En el pavor de los devenires ha de encontrarse siempre la confianza en el lo predestinado.
Y, esta vez, lejos de recaer en una narrativa ostentosa y espiritual que alberge una ciega esperanza en lo que, supóngase, deba "ser para mí", creo más bien, en la magnitud con que encuentro que mi cabeza ha resurgido, tras un período tan largo de estabilidad, confortado lejos de mis antiguas creencias que posicionaban el individualismo como la cumbre del ser.
Ahora, veo esas ideas absurdas, y me regocijo en ello, porque siempre he amado contemplarme a mí misma en retrospectiva y ver cómo mi propia cabeza ha ido trascendiendo, evolucionando e involucionando, cambiado de ideas hasta llevarme a lo que soy actualmente.

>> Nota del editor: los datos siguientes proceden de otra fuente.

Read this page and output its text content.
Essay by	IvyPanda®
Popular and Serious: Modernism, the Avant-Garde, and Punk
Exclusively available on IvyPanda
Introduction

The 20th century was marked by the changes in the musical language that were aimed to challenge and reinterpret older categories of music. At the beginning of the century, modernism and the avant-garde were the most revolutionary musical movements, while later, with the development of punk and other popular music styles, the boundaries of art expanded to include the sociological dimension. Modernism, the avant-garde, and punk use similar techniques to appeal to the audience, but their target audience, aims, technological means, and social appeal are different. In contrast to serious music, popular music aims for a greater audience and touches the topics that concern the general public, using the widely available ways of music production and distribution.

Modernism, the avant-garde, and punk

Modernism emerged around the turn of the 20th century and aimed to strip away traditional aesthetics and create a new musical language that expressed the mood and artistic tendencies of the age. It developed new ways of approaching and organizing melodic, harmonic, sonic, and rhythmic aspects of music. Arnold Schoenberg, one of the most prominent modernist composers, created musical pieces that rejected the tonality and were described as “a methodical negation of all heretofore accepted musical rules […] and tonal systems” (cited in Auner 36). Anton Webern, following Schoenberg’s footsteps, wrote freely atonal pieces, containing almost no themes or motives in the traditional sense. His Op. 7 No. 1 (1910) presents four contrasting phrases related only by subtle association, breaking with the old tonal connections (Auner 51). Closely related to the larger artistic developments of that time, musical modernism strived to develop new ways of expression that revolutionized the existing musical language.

En el pasado, vanagloriosa, hubiese pensado que he alcanzado la magnitud de mi ser al verme tan fuerte en el presente que vivo, sin embargo, mi yo presente no puede más que saber que, esta versión que adulo, no es más que un fragmento del potencial que tengo si no me dejo adormecer de nuevo en inquietudes que liguen con mis traumas y pretensiones que derivan de todos ellos...
¿Que qué quiere decir todo esto?
Que conseguí tener una salud mental con la que siempre había soñado, lejos de seguir postrada ante inquietudes que, pese a necesitarlas, en realidad, siempre me resultaron mundanas.
Que tengo relaciones sanas, que aceptan las disonancias que a veces presento, con las que puedo ser yo misma sin tener que ocultar ni un fragmento de mi esencia por miedo a ser repudiada por intensa, por sentimental, por compleja...
Que retomé mi libro, porque, en consecuencia de todo ese trabajo, las ideas volvieron a afluir por mi mente, sacando, al fin, ese bloqueo creativo en el que me sumí, junto a mis penas, hace tantos años.
Y que tengo cosas por construir todavía, claro, jamás quise dejar de ser la arquitecta de mi proyección material, solo que, ahora, no las veo de golpe, abrumada por ver tantas metas alejadas de mi misma, sino que las abordo con tranquilidad, sabiendo que, si me ocupo en una, no puedo exigirme ser hábil en las otras, porque es pedirle a mi cuerpo la antinaturalidad de su esencia.
Me vuelvo a rodear de libros, de curiosidades, estudios filosóficos y psicológicos, pero también del ocio que me negaba, por banalizarlo y temer que su influencia me alejase de mi verdadero camino, siendo esta misma acción la que me sumía en bucles eternos y me tenía postrada en la ausencia del hacer, por miedo a decepcionar a la perfección autoimpuesta.
Soy imperfecta y no soy tan lista como me hubiese gustado ser para poder mantenerme siempre impertérrita y haber adquirido todo el conocimiento con el que soñaba, pero, ¿a caso eso importa?
Soy yo, estoy estable, feliz y trabajo en mí misma desde una perspectiva que, hace años, temía que me alejase de lo que quería alcanzar. Porque me aferraba al romanticismo de la bohemia, al pensamiento de que el dolor y la soledad traían el alma del poeta, pero resulta que el alma del poeta siempre estuvo ahí, solo que conseguía sus picos en esas prácticas victimistas sin saber que, en la felicidad, sale de manera menos abrupta, más progresiva, pero también más contundente y estable.
¿Y el eclipse?
El eclipse no es más que una de mis creencias energéticas, que tanto desentonan y se presentan en disonancia con otras de mi creencias, pero que tan bien representan la constitución de mis pensamientos.
Yo creo en que el esfuerzo siempre se va a ver influenciado por sucesos que escapan al raciocinio humano y que, en este caso, me han hecho alcanzar una cumbre sobre mí misma.